Since I was present at his arrest, I knew immediately that the pictures on TV did not match the story they were telling.

For the first time in my life I began to realize that not everything you hear or SEE on TV news is real. I learned that it can be fixed, altered, or just plain used to lie.

As I began to pay closer attention, I became more and more convinced that very little of TV news is objective or even true.

For instance, when there is an event held by liberals that is sparsely attended, but the MSM wants you to think lots of people were there, they simply draw in close on the "crowd," proclaim that many people attended and leave your imagination to fill in the rest of the picture.

On the other hand, when there is a conservative event at which there may be thousands, MSM will find a pocket of people that are somewhat spread apart and declare, "Not as many people as expected turned up."

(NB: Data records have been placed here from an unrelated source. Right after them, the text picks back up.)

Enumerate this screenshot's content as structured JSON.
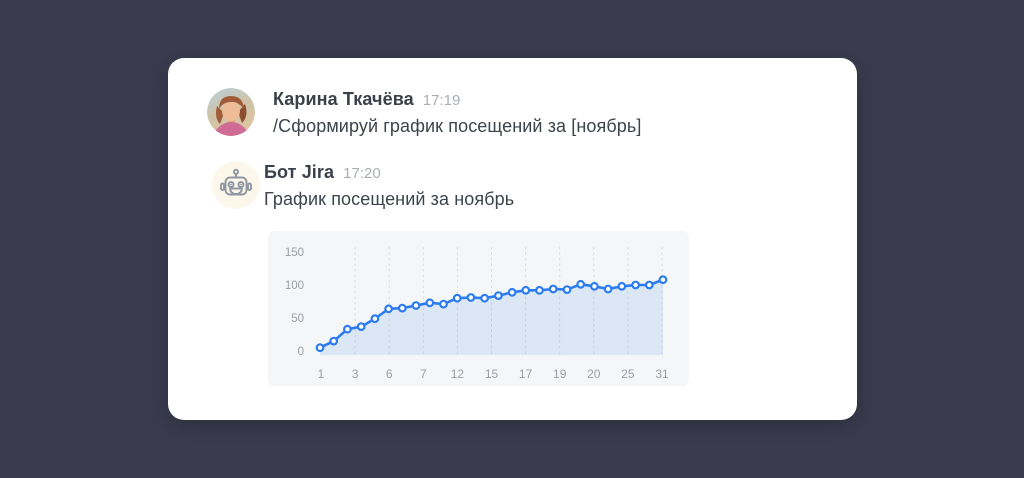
{
  "theme": {
    "page_background": "#3a3b4e",
    "card_background": "#ffffff",
    "author_color": "#3a414b",
    "timestamp_color": "#a9aeb5",
    "text_color": "#3d434b",
    "chart_panel": "#f5f6f8"
  },
  "messages": [
    {
      "author": "Карина Ткачёва",
      "time": "17:19",
      "text": "/Сформируй график посещений за [ноябрь]",
      "avatar": "woman-photo-avatar"
    },
    {
      "author": "Бот Jira",
      "time": "17:20",
      "text": "График посещений за ноябрь",
      "avatar": "robot-avatar"
    }
  ],
  "chart_data": {
    "type": "area",
    "title": "",
    "xlabel": "",
    "ylabel": "",
    "x_tick_labels": [
      "1",
      "3",
      "6",
      "7",
      "12",
      "15",
      "17",
      "19",
      "20",
      "25",
      "31"
    ],
    "y_tick_labels": [
      "0",
      "50",
      "100",
      "150"
    ],
    "ylim": [
      0,
      150
    ],
    "values": [
      5,
      15,
      33,
      37,
      49,
      64,
      65,
      69,
      73,
      71,
      80,
      81,
      80,
      84,
      89,
      92,
      92,
      94,
      93,
      101,
      98,
      94,
      98,
      100,
      100,
      108
    ],
    "grid": "vertical-dashed",
    "legend": "none",
    "line_color": "#2b7cf0",
    "marker_fill": "#ffffff",
    "area_fill": "rgba(43,124,240,0.12)",
    "tick_color": "#989fa7",
    "gridline_color": "#d9dce1"
  }
}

You, then, accept that as truth, not necessarily because you are evil, but because the power of suggestion, particularly suggestion that suggests something that SEEMS corroborated by the pictures, is very strong, indeed.

This happens on every national newscast every evening, usually without your awareness.

Now, both Walter Cronkite and Arthur Fiedler are no longer with us.

I really miss one of them.


shoprat said...

Cronkite definitely betrayed the trust America had in him.

sue said...

I hadn't heard that Arthur Fielder died. I remember on the 200th Anniversary of America when he conducted the Pops playing
'Stars and Stripes Forever.' People went wild. It was an exciting time, with fireworks, speeches and tall ships.

I led a sheltered life, I guess. Until the day that Cronkite died I never knew that he was a bad guy. Makes me wonder what else I don't know.

ablur said...

Cronkite was a liberal who at least went places and checked things out for himself. He didn't just rely on what others told him.

I really can't fault a liberal who made an effort even though his biases were strong.
Liberals tend to want their emotional needs met as a first order not seeming to care that doing so may damn their meeting of their future needs.

Joe said...

Sue: Arthur Fiedler died in 1979. The Boston Pops Orchestra, a sub orchestra of the Boston Symphony Orchestra, is now conducted by Keith Lockhart.

Cronkite is the guy who proclaimed the Viet Nam War lost after a pretty successful Tet Offensive.

Like when Harry Reid proclaimed the Iraq War lost, resulting in a great number of U.S. troops being killed and injured, Cronkite was instrumental in getting us out of a war we could have and should have won.

sue said...

Duh. I didn't realize that A. Fieldler died so long ago.

I have to admit that I don't consider VN a winning war.

Lone Ranger said...

I have to give Cronkite credit for reining in his liberal leanings while he anchored the CBS news. It was after he left the job that he allowed his liberal beliefs to run free, and that was his right. And, stating that the Vietnam War would end in a stalemate was correct. But he was wrong in editorializing during a hard news broadcast. And once it was said, he should have pinned the blame where it belonged -- with the LBJ administration, which was guilty of criminal malfeasance in its conduct of the war.

CBS News was once a noble organization. Its decent into corruption and irrelevance began the day Dan Rather replaced Cronkite in the anchor seat. Cronkite always resented being forced out and thought Rather was a lightweight, who wasn't up for the job. He was right in that too.

sue said...

LR - good comments

Joe said...

LR: Yours is a common conception of Cronkite, and I don't so much blame him for some of his reporting, but the network. However, once a person lies or misrepresents something to me, I require him(her) to provide me with a list of things that I
CAN trust him about as well as a list of things I CAN'T.

sue said...

Joe - Interesting you would mention lying. I just wrote a post on it. (second one down.)